Вместо ответа Озирис криво улыбнулся. Мой следующий вопрос мог показаться невежливым. Но я решился.
– А это учение, которое вы мне сейчас объясняете… Оно истинно?
Озирис хмыкнул.
– Ты спросил меня о предании вампиров. Я тебе рассказал, в чем оно. А истинность предания – уже совсем другой вопрос.
– А можно я его задам? Предание истинно?
Озирис поглядел на меня долгим взглядом.
– Видишь ли, Рама, – сказал он, – пока ты молод, твой организм вырабатывает все нужные гормоны, и мозговые рецепторы в норме. В это время любое «дважды два четыре» будет сиять несомненным светом истины. Но это просто отраженный свет твоей жизненности. Точно так же ее отражает, например, музыка. В юности всегда много хорошей музыки, а потом ее почему-то перестают писать. Так думает каждый человек, когда вырастает. Или женщины.

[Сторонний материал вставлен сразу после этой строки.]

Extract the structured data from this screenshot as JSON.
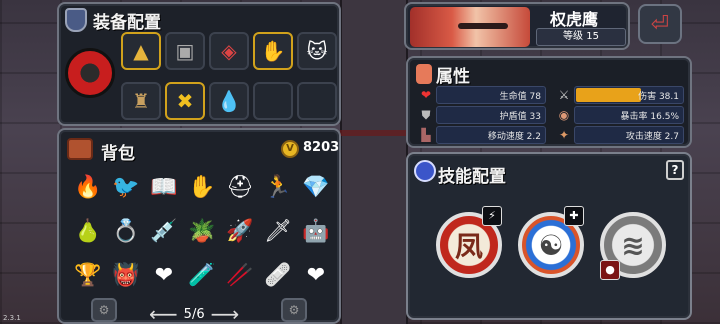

В молодости они кажутся такими привлекательными. А когда тебе за шестьдесят и начинаются проблемы со здоровьем, все это становится куда менее важным, чем пищеварение или суставы…
– Вы хотите сказать, что истина в нас самих? – спросил я.
– Да. Но люди часто вкладывают в эти слова какой-то высокий смысл. Напрасно. Истина имеет не метафизическую, а химическую природу. До тех пор, пока в тебе достаточно жизненной силы, для нее всегда найдется словесное выражение. Всегда можно будет придумать заклинание, вызывающее в нейронных цепях твоего мозга возбуждение, которое будет переживаться как священное дыхание истины. А какими будут слова, не играет большой роли, потому что все слова равны друг другу – это просто зеркала, в которых отражается ум.
Я почувствовал раздражение.
– Но тогда, – сказал я, – вы противоречите сами себе.
– Почему это?
– Ведь вы не простой вампир, вы толстовец. Если истина – это просто химическая реакция, почему вы встали на духовный путь? Почему пришли к опрощению?
– Да потому и пришел, – ответил Озирис и посмотрел на часы. – Вот ты уйдешь, а я позову гастарбайтера, опрощусь грамм на двести, и все снова станет истиной. И трещины на стенах, и пыль на полу, и даже урчание в животе. А в настоящий момент все ложь…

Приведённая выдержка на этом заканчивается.